Дину крепко обнял ее.
– Элисон, ты так и не сказала мне, зачем ты ездила…
Она вытерла лицо об его рубашку, чуть отодвинулась.
– Дай сигарету.
Дину раскурил сигарету, вложил ей в губы.
– Итак?
– Я поехала к врачу, Дину, – к врачу, который меня не знает.
– Зачем?
– Подумала, что я беременна.
– И?
– Нет.
– А если бы оказалось, что ты беременна, Элисон, – тихо сказал Дину, – ты бы хотела, чтобы это был ребенок Арджуна?
– Нет! – Она изо всех сил обняла его, и Дину почувствовал, как она рыдает ему в рубашку. – Дину, прости. Я ужасно, ужасно виновата.
– За что простить?
– За все, Дину. За то, что уехала тогда с Арджуном. Это была ошибка – ужасная, ужасная ошибка. Если бы ты знал, Дину…
Он прижал палец к ее губам, заставляя замолчать.
– Я не хочу знать… что бы ни произошло… Я не хочу этого знать. Так будет лучше… для нас обоих. Не надо больше говорить про Арджуна.
Его прервала вспышка света – взрыв, осветивший весь город Сунгай Паттани. А следом серия мелких взрывов, один за другим, как фейерверк.
– Арсенал, – выдохнула Элисон. Она опустилась на колени, высунула голову в просвет между балясинами, крепко ухватившись за деревянные брусья. – Кажется, они попали в оружейный склад.
Дину присел рядом.
– Элисон, – решительно сказал он, обхватив ее за плечи, – ясно только одно… Ты должна уехать. Америка теперь воюет с Японией, и ты здесь в опасности. Твоя мать была американкой… Твой брат и сейчас там живет… Неизвестно, что произойдет, если японцам удастся прорваться. Ты должна бежать.
– Но куда?
– В Сингапур, там пока безопасно. Он очень хорошо защищен. Здесь мы слишком близко к границе… и тебе нужно забрать с собой дедушку. Вы должны уехать.

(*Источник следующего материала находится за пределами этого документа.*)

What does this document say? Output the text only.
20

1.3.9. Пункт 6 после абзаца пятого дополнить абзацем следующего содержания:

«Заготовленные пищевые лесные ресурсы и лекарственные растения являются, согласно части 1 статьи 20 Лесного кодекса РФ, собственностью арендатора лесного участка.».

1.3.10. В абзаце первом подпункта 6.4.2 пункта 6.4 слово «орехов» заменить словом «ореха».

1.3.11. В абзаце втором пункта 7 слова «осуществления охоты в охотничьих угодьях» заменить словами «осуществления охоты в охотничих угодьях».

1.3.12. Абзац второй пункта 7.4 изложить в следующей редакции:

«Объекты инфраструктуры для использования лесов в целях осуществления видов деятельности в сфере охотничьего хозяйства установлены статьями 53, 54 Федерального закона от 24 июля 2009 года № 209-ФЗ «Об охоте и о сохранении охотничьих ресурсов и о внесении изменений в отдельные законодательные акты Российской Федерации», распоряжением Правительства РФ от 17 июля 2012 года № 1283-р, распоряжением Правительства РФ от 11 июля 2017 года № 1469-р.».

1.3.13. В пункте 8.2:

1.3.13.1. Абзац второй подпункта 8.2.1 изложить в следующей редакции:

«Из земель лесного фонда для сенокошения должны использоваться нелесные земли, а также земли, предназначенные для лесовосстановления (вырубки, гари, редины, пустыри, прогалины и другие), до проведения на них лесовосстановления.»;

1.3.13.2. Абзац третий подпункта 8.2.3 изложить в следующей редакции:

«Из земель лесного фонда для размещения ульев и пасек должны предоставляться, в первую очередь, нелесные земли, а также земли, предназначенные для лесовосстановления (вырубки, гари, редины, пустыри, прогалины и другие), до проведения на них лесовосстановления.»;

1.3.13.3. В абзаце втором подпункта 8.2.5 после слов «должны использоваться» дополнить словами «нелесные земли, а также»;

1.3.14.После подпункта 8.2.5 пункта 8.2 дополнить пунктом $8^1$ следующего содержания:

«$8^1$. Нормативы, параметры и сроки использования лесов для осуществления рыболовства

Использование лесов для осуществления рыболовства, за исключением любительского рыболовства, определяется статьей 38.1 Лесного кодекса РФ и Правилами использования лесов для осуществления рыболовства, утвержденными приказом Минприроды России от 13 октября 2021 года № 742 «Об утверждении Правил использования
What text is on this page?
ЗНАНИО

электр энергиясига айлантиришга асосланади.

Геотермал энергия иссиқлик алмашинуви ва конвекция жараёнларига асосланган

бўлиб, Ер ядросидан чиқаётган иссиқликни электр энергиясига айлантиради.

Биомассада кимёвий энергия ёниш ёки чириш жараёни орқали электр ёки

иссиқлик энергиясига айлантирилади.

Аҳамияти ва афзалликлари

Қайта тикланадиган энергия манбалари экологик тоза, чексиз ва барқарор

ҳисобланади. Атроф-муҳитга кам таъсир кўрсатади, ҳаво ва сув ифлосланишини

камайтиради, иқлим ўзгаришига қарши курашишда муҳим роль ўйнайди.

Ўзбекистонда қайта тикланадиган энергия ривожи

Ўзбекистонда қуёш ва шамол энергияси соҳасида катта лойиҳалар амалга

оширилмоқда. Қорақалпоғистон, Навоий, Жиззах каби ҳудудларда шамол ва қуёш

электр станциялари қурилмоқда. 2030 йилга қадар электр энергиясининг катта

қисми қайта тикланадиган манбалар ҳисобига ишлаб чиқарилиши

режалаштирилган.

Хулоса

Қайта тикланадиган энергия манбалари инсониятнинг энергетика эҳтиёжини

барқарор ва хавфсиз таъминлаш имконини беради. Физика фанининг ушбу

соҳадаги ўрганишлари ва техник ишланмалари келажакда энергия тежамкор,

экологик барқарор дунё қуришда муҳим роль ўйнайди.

Элисон протестующе помотала головой:
– Я не хочу. Не хочу уезжать.
– Элисон, ты не можешь думать только о себе.
– Ты не понимаешь, Дину, – я животное, живущее только на своей территории. Уж лучше я прихвачу с собой кого-то из них, чем отдам то, что принадлежит мне.
– Элисон, послушай, – Дину встряхнул ее за руки, – ты должна… Ради дедушки, если уж не ради себя.
– А что будет с поместьем?
– Илонго справится, пока вас не будет… Вот увидишь… Ты можешь ему доверять, и ты это знаешь.
– И ты – тогда ты тоже, конечно, поедешь с нами. Правда?
– Элисон, я должен вернуться в Бирму… Моя семья, я им сейчас нужен.
– Но ты же можешь сначала поехать с нами в Сингапур, оттуда, наверное, ходят пароходы в Бирму. Таким путем даже проще.
– Может, ты и права, – согласился Дину. – Да… Я поеду.
– Я не смогу уехать без тебя. – Элисон взяла его за руки. – Особенно теперь.
– Почему теперь?
Она уткнулась ему в грудь.
– Потому что думаю, что я люблю тебя, Дину, – во всяком случае, что-то в этом роде. Раньше я этого не знала, а теперь знаю.
Дину притянул ее к себе. Ему было все равно, что произошло между ней и Арджуном, все прочее неважно, важно одно: она любит его, а он любит ее. Ничто больше не имело значения, ни самолеты, ни бомбы, ничего вообще. Это было то самое ощущение, о котором он прежде ничего не знал, счастье – восторг, сметающий границы между рассудком и чувствами. Когда разум обретает телесность, а тело наполняется радостью и смыслом, это ощущение реальности, достигшей своей полноты.